Diagonalizing some matrices arising from Fourier transform on $S_n$. Consider the function $f$ on $S_n$ which equals $1/n$ on all adjacent transpositions $(i,i+1)$, where we let $n+1 = 1$, and $0$ otherwise, and its Fourier transform $\hat{f}(\rho)$ evaluated at the irreducible representations. 
Recall the irreducible representations of $S_n$ are indexed by the set of partitions of $n$. Partitions here are written as a finite non-increasing sequence of positive integers that add up to $n$.
When $\rho$ is the representation corresponding to the partition $(n)$, the matrix $\hat{f}(\rho)$ is simply the $1 \times 1$ matrix $[1]$. 
When $\rho$ is the representation corresponding to the partition $(n-1,1)$, the resulting matrix $\hat{f}(\rho)$ can be explicitly diagonalized, since it can be extended into a cyclic matrix on $\mathbb{R}^n$.  The eigenvalues are simply $\cos \frac{2\pi k}{n}$ where $k = 1, \ldots n-1$. Therefore the spectral gap for that matrix (the smallest gap between $1$ and an eigenvalue not equal to $1$) is simply 
$$1-\cos \frac{2 \pi}{n} = 1-\cos \frac{2(n-1)\pi}{n} =  \frac{2 \pi^2}{n^2} + O(\frac{1}{n^3})$$.
the following questions are in increasing levels of difficulty and are interesting to Markov chain theorists:


*

*Is it true that all other eigenvalues of $\hat{f}(\rho)$ for some irreducible representation $\rho$ are strictly less than $1-\cos \frac{2 \pi}{n}$ in absolute value?

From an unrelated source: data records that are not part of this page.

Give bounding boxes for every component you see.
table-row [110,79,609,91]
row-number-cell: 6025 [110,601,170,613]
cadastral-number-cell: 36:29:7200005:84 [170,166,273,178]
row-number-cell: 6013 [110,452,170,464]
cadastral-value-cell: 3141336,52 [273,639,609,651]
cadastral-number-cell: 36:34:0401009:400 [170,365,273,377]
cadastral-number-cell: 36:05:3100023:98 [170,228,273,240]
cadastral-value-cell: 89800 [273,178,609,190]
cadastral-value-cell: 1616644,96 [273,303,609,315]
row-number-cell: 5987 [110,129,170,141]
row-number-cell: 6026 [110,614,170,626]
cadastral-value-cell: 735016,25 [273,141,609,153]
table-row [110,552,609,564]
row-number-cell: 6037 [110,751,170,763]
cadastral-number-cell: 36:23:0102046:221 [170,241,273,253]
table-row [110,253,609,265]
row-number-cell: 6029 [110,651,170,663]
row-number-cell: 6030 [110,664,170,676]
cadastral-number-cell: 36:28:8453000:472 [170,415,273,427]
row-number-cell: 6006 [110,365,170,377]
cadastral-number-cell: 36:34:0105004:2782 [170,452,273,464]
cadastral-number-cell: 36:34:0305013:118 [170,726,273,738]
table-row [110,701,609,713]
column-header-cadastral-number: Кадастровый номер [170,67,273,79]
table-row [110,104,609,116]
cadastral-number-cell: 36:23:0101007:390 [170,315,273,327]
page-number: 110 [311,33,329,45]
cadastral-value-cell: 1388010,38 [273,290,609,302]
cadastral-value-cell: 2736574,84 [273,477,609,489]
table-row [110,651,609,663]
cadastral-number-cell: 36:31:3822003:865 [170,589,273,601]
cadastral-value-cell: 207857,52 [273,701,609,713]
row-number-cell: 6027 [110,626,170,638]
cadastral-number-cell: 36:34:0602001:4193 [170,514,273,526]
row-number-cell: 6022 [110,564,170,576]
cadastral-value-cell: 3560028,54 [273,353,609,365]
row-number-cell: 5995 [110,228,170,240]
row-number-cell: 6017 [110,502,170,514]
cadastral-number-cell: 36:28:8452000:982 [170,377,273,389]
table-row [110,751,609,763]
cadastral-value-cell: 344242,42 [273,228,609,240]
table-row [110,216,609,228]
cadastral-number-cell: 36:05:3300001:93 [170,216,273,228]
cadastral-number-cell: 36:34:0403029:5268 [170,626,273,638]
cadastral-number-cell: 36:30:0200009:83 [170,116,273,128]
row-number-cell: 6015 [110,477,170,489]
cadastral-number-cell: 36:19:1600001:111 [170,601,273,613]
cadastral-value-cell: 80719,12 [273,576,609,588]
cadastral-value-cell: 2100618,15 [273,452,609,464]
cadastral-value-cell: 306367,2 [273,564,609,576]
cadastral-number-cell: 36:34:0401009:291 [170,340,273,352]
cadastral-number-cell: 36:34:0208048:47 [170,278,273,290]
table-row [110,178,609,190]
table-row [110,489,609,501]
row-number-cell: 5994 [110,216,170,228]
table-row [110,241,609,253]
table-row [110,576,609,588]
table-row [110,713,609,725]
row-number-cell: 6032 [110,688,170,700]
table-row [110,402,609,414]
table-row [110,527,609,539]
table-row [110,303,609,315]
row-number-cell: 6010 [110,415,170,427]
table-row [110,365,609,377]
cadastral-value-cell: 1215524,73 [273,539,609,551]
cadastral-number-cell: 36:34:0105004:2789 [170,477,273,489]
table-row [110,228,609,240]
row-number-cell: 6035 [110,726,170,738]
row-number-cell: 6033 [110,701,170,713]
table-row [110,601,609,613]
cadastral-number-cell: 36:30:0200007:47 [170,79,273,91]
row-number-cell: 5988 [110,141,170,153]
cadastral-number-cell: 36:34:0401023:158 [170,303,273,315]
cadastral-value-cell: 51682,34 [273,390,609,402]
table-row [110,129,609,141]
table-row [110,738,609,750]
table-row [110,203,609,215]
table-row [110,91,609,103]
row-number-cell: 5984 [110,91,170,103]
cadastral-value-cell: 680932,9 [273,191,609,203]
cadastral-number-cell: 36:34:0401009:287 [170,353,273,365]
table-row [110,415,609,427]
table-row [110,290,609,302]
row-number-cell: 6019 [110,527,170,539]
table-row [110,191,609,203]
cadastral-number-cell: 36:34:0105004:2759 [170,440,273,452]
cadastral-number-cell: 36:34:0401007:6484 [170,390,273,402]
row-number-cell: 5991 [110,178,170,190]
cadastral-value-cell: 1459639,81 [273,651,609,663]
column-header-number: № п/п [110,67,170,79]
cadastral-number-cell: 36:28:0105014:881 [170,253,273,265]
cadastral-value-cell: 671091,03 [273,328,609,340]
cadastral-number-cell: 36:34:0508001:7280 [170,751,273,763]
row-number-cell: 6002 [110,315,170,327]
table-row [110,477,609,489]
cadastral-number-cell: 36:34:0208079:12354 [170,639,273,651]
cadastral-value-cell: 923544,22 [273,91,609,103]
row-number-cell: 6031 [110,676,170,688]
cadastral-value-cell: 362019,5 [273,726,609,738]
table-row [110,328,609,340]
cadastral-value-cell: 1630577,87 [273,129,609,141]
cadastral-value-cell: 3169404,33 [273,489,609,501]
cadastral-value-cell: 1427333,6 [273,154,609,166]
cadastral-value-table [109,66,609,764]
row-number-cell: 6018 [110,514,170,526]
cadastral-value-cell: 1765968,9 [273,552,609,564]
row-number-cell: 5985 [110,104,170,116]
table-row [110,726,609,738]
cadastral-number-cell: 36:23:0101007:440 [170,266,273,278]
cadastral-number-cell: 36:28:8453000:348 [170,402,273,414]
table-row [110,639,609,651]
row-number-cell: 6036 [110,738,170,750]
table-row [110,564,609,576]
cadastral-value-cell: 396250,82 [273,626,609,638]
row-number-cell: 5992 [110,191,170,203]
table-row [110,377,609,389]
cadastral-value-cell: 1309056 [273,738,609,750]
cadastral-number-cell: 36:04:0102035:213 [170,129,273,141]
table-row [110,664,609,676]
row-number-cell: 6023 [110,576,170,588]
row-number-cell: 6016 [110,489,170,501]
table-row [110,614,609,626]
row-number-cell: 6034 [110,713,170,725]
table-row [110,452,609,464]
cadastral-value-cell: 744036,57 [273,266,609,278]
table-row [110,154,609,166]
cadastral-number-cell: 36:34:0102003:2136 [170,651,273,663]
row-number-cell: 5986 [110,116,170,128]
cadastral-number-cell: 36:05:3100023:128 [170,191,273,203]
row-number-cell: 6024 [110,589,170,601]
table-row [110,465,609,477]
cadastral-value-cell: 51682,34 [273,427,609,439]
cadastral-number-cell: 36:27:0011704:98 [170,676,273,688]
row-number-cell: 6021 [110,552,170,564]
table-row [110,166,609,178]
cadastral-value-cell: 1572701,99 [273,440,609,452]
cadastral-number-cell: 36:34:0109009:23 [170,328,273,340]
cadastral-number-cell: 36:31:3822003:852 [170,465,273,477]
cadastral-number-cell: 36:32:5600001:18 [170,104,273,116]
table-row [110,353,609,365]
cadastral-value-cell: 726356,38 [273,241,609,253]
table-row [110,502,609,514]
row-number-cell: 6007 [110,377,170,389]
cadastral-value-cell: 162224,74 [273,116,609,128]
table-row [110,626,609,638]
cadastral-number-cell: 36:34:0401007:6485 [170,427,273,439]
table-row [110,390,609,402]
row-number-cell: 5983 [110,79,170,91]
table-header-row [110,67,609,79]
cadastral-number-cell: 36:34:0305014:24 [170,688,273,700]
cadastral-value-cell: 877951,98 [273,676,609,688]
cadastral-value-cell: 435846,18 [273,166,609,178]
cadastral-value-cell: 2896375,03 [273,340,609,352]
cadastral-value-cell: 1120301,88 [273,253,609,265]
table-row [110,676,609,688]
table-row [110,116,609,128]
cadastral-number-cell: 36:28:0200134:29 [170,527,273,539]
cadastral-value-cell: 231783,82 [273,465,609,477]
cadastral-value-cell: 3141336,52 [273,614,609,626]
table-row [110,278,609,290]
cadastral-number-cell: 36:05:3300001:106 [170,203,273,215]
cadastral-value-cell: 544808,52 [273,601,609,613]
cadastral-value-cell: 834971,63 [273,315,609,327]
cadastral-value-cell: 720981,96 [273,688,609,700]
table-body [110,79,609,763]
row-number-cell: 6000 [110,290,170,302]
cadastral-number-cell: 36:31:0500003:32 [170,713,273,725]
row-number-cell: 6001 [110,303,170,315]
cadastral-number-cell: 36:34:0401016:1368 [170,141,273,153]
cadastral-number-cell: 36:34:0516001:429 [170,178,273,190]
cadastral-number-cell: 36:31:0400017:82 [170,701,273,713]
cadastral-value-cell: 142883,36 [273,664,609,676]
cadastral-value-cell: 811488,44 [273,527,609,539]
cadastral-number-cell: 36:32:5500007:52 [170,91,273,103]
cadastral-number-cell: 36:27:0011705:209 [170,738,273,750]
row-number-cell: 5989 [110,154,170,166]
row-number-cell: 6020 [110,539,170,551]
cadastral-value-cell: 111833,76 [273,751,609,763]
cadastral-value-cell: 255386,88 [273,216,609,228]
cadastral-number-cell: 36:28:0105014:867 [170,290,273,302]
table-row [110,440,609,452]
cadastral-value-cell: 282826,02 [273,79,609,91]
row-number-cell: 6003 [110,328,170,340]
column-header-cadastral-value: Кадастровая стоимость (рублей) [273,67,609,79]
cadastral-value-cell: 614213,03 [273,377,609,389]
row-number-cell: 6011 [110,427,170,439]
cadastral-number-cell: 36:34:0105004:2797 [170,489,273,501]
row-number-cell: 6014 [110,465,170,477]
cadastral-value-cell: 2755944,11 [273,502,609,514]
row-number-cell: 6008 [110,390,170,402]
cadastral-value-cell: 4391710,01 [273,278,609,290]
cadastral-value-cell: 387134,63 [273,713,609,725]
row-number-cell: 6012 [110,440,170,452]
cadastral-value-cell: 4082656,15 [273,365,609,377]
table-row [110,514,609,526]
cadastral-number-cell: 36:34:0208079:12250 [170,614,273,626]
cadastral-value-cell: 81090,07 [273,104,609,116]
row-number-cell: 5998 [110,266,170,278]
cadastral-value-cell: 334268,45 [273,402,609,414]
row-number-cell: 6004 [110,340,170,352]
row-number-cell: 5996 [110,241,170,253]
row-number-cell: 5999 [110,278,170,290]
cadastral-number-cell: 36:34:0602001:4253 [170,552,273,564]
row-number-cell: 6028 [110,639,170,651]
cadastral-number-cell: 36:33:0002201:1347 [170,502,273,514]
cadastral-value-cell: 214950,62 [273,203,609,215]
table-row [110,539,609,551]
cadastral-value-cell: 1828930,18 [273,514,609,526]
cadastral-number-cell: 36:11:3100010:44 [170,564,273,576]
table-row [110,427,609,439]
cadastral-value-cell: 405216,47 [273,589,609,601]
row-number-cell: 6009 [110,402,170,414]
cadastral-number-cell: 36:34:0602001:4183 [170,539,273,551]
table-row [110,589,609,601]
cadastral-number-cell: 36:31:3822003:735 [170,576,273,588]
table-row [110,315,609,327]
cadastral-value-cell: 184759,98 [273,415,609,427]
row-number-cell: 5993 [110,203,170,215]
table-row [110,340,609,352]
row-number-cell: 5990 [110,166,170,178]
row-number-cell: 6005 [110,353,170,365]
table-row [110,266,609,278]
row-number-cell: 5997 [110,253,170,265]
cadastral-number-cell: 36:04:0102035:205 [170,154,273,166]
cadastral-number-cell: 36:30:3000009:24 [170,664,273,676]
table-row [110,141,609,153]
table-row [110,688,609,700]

Denote by $e_{\lambda,j}$, $j = 1, \ldots, d_\lambda$ the eigenvalues of $\hat{f}(\rho_\lambda)$, where $\rho_\lambda$ is the representation associated with the partition $\lambda$ and $d_\lambda$ is the dimension of that representation.


*

*For any fixed $k \in \mathbb{N}$, is it true that $ (1-\max_j e_{\lambda,j}) \le (n-\lambda_1) \frac{2 \pi^2}{n^2} + O(\frac{1}{n^3})$, for $n-\lambda_1 \le k$? Here $\lambda_1$ denotes the longest part of the partition $\lambda$.

*If  $\lambda > \lambda'$ in the sense that one can move blocks in the Ferrers diagram of $\lambda'$ in the up and right direction to obtain $\lambda$, for instance $(n-1,1) > (n-2,1,1)$, is it true that the spectral gap of $\hat{f}(\rho_\lambda)$ is smaller than that associated with $\lambda'$?

*Give an explicit formula for $e_{\lambda,j}$. This is most likely not possible. 
This question shows how hard it can be to diagonalize matrices and to understand the representation theory of $S_n$ at a practical level.
 A: The partition $\lambda = (1, 1, \ldots, 1)$ answers your first and third questions in the negative direction.
For the irreducible representation corresponding to this partition,
$$
 \rho(g) = \begin{cases}  1 &\text{ if $g$ is an even permutation} \\
                         -1 &\text{ if $g$ is an odd permutation.}
           \end{cases}
$$
Then since $f$ is the mean of a set of odd partitions, $\hat{f}(\rho) = -1$.
This answers your first question since it has absolute value $1 > 1 - \cos \frac{2 \pi}{n}$, for sufficiently large $n$.
$(n - 1, 1) > \lambda$, so it also answers your third question as the spectral gap associated with $\lambda$ is zero, assuming the two-sided definition of spectral gap.
A: Consider the normal subgroup $A_n$ of $S_n$. It has index two.
The adjacent transpositions are odd permutations and lie in the coset of odd permutations. 
Let $\nu$ be a probability on $S_n$ concentrated on this coset. Let $\xi$ be the random walk on $S_n$ driven by $\nu$. Let $\xi_k$ be its position after $k$ transitions.
As the subgroup is normal, the random walk is concentrated on $A_n$ for $k$ even and the other coset for $k$ odd.
Therefore the convolution powers of $\nu$ do not converge to the uniform distribution and the random walk is periodic.
This means that there is more than one eigenvalue of absolute value one.
Your function $f$ is such a probability.
In fact the random walk driven by $f$ is reversible and so the stochastic operator is self-adjoint and so $-1$ is an eigenvalue.
This doesn't happen with the standard random transposition shuffle because that is a lazy random walk. If the laziness was taken out it would not converge either.